The HPC Challenge suite consists of several activity-based benchmarks designed to test various aspects of a computing platform (see “Design and Implementation of the HPC Challenge Benchmark Suite” in this issue). The four benchmarks used in this study were FFT (v0.6a), High Performance Linpack (HPL, v0.6a), RandomAccess (v0.5b), and Stream (v0.6a). These codes were run on the Lincoln Laboratory Grid (LLGrid), a cluster of dual-processor nodes connected by Gigabit Ethernet.9 The parallel codes were each run using 64 of these dual-processor nodes, for a total of 128 CPUs. The speedup for each parallel code was determined by dividing the runtime for a baseline serial C/Fortran code by the runtime for the parallel code (the serial Matlab code was treated the same as the parallel codes for purposes of comparison).

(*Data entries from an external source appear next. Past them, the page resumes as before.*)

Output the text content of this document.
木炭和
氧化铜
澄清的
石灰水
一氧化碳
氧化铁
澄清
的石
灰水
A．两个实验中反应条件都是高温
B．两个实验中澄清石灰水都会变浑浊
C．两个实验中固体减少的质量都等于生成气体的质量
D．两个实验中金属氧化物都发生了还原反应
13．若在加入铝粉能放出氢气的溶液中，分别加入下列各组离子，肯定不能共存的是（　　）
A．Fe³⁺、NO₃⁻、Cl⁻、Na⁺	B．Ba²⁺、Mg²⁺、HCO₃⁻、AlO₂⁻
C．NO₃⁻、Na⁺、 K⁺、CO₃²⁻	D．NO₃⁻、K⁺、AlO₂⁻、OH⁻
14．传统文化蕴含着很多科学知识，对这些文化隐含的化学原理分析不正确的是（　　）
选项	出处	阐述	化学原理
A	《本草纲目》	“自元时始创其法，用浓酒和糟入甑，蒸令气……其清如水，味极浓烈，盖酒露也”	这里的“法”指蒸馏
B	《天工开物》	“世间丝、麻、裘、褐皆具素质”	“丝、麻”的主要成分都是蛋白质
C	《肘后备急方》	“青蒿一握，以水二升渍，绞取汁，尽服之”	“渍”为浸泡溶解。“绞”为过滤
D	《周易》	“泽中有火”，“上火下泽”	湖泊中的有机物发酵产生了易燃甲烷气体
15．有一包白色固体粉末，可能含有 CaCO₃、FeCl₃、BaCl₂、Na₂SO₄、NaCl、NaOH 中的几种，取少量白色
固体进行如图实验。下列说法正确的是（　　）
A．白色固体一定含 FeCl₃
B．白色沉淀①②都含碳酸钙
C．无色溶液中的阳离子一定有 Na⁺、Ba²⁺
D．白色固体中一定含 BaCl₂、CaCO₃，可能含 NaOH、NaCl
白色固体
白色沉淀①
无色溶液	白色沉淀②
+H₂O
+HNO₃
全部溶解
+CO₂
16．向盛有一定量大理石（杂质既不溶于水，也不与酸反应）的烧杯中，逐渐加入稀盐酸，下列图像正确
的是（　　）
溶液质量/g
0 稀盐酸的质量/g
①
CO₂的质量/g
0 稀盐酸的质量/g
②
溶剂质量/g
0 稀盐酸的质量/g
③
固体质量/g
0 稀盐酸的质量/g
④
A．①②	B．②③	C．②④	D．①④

Figure 3 presents the results of RDTP analysis for the HPC Challenge benchmarks. With the exception of Random Access (the implementation of which does not scale well on distributed-memory computing clusters), the MPI implementations all fall into the upper-right quadrant of the graph, indicating that they deliver some level of parallel speedup, while requiring greater effort than the serial code. As expected, the serial Matlab implementations do not deliver any speedup, but all require less effort than the serial code. The pMatlab implementations (except Random Access) fall into the upper-left quadrant of the graph, delivering parallel speedup while at the same time requiring less effort.
The combination of parallel speedup and reduced effort means that the pMatlab implementations generally have higher RDTP values. On average the serial Matlab implementations come in second, due to their low relative effort. The MPI implementations, while delivering better speedup, also require more relative effort, leading to lower RDTP values.